The objective of this cross-sectional study was to test the hypothesis that patients with Parkinson disease (PD) and freezing of gait (PD+FOG) would demonstrate sleep disturbances comparable to those seen in patients with REM sleep behavior disorder (RBD) and these changes would be significantly different from those in PD patients without FOG (PD-FOG) and age-matched controls.
We conducted overnight polysomnography studies in 4 groups of subjects: RBD, PD-FOG, PD+FOG, and controls. Tonic and phasic muscle activity during REM sleep were quantified using EMG recordings from the chin, compared among study groups, and correlated with disease metrics.

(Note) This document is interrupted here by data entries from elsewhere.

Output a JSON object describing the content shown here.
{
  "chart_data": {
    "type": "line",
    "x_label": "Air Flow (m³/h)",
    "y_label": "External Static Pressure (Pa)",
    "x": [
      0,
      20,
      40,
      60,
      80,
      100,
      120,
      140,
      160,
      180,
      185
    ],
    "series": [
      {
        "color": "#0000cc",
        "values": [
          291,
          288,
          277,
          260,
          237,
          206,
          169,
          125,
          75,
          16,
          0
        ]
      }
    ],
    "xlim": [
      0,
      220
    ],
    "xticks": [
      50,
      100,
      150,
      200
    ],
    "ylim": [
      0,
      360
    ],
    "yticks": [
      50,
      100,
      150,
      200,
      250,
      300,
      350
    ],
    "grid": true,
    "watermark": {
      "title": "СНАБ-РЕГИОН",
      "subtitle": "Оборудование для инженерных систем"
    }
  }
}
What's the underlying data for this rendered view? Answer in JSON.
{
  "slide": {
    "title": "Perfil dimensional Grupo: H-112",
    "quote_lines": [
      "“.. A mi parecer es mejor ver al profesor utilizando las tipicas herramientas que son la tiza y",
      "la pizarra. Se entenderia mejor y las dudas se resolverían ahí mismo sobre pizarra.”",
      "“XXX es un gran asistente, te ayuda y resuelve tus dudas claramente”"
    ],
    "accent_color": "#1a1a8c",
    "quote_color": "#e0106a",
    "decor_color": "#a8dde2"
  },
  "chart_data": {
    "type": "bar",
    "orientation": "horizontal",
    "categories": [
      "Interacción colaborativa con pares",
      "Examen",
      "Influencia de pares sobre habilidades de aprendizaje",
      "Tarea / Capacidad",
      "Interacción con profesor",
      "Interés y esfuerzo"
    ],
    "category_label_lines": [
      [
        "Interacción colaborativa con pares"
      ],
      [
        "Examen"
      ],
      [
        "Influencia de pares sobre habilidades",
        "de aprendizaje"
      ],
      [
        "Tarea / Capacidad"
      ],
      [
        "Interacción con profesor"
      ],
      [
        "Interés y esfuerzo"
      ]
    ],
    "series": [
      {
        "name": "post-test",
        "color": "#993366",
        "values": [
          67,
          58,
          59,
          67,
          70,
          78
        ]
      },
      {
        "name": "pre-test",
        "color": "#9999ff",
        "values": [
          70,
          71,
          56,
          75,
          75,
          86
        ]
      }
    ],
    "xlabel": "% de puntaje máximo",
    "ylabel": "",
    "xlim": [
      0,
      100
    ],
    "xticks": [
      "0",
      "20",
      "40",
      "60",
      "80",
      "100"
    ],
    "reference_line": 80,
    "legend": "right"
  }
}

There were no significant differences in measures of disease severity, duration, or dopaminergic medications between the PD+FOG and PD-FOG groups. Tonic muscle activity was increased significantly (p < 0.007) in the RBD and PD+FOG groups compared to the PD-FOG and control groups. There was no significant difference in tonic EMG between the PD+FOG and RBD group (p = 0.364), or in tonic or phasic EMG between the PD-FOG and control group (p = 0.107). Phasic muscle activity was significantly increased in the RBD group compared to all other groups (p = 0.029) and between the PD+FOG and control group (p = 0.001), but not between the PD+FOG and PD-FOG groups (p = 0.059).
These findings provide evidence that increased muscle activity during REM sleep is a comorbid feature of patients with PD who exhibit FOG as a motor manifestation of their disease.